Among his most prized possessions — not that he will ever see it despite having paid $68,000 for it at a Sotheby's auction — is a Russian lunar rover, known as Lunakhod. It is parked on the Moon.
His curiosity for space was inevitable for a child who grew up in the elite astronaut community of Houston. His neighbours on both sides were astronauts and his father went into orbit twice.
“I would describe my dad in all seriousness as Spock from Star Trek — very articulate, calm, rational, dispassionate. Friends would come up and say, 'Wow, your dad's an astronaut, what was it like to be in space?' and I would think, 'That's a point, he never told me'.
“So I would ask him ... and he would say, 'Well, you know, it was nominal' [Nasa-speak for as expected]. I think in many ways he thought it would be bragging, or just that it made him uncomfortable to seem excited.”
It is not only his family heritage that has earned Mr Garriott respect within the space community. He has been involved in, and has invested in, adventure travel companies including Space Adventures and Zero-G, and helped to finance the X-Prize Foundation, which sets space technology competitions.
“I get criticised even though I'm spending my own money. People will always say there are far better things to spend it on. But to go over the next horizon is the only way mankind has found the things it has,” he said.
His training at Star City, outside Moscow, has tested his body to the limits. Since the start of the year he has gone through a punishing programme that has included being spun in a centrifuge to replicate the heavy gravitational forces during launch and re-entry — he is proud to say that he was not sick once — and flying in a nose-diving aircraft to achieve zero gravity.
Then there was survival training in the Black Sea, lest the Soyuz should splash down in water.

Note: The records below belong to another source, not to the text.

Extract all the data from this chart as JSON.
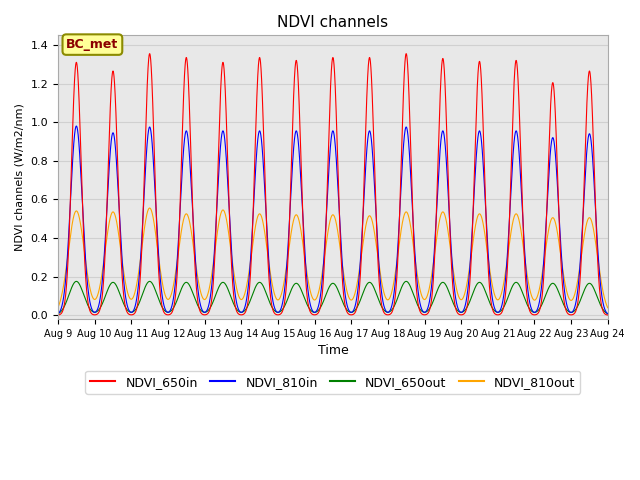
{
  "title": "NDVI channels",
  "xlabel": "Time",
  "ylabel": "NDVI channels (W/m2/nm)",
  "ylim": [
    -0.02,
    1.45
  ],
  "colors": {
    "NDVI_650in": "red",
    "NDVI_810in": "blue",
    "NDVI_650out": "green",
    "NDVI_810out": "orange"
  },
  "peak_heights": {
    "NDVI_650in": [
      1.31,
      1.265,
      1.355,
      1.335,
      1.31,
      1.335,
      1.32,
      1.335,
      1.335,
      1.355,
      1.33,
      1.315,
      1.32,
      1.205,
      1.265
    ],
    "NDVI_810in": [
      0.98,
      0.945,
      0.975,
      0.955,
      0.955,
      0.955,
      0.955,
      0.955,
      0.955,
      0.975,
      0.955,
      0.955,
      0.955,
      0.92,
      0.94
    ],
    "NDVI_650out": [
      0.175,
      0.17,
      0.175,
      0.17,
      0.17,
      0.17,
      0.165,
      0.165,
      0.17,
      0.175,
      0.17,
      0.17,
      0.17,
      0.165,
      0.165
    ],
    "NDVI_810out": [
      0.54,
      0.535,
      0.555,
      0.525,
      0.545,
      0.525,
      0.52,
      0.52,
      0.515,
      0.535,
      0.535,
      0.525,
      0.525,
      0.505,
      0.505
    ]
  },
  "peak_widths": {
    "NDVI_650in": 0.13,
    "NDVI_810in": 0.16,
    "NDVI_650out": 0.2,
    "NDVI_810out": 0.22
  },
  "annotation_text": "BC_met",
  "annotation_color": "#8B0000",
  "annotation_bg": "#FFFF99",
  "annotation_border": "#8B8B00",
  "grid_color": "#d0d0d0",
  "plot_bg": "#e8e8e8",
  "tick_labels": [
    "Aug 9",
    "Aug 10",
    "Aug 11",
    "Aug 12",
    "Aug 13",
    "Aug 14",
    "Aug 15",
    "Aug 16",
    "Aug 17",
    "Aug 18",
    "Aug 19",
    "Aug 20",
    "Aug 21",
    "Aug 22",
    "Aug 23",
    "Aug 24"
  ]
}
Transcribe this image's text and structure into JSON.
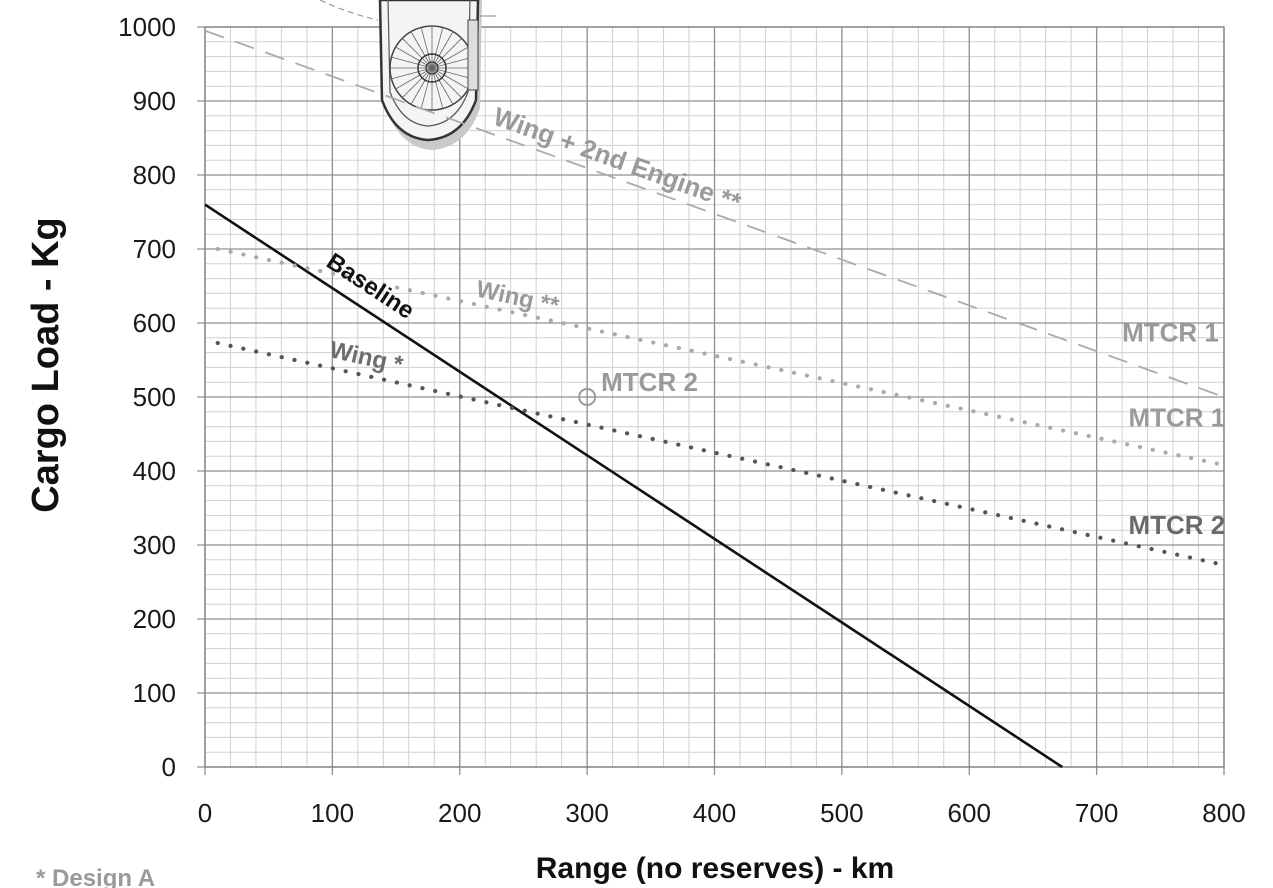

The last two Soyuz re-entries bringing crews back from the space station have gone a little awry, subjecting occupants to forces up to 9G — nine times the gravitational pull of Earth. “Even at 6 to 7G — in effect when you have six to seven times your own weight lying on top of your chest — breathing becomes a problem,” he said.
Since the day an optometrist shattered his boyhood dream with the words, “I'm sorry, but you'll never be a Nasa astronaut”, his life has been dedicated to solving the problem.
“As a kid it was like I was in a club, that everyone wanted to go to space. I just assumed it was normal,” he said. “Then all of a sudden it was like, by the way Richard, you're never going to be in that club. Yeah? Well, look at me now.”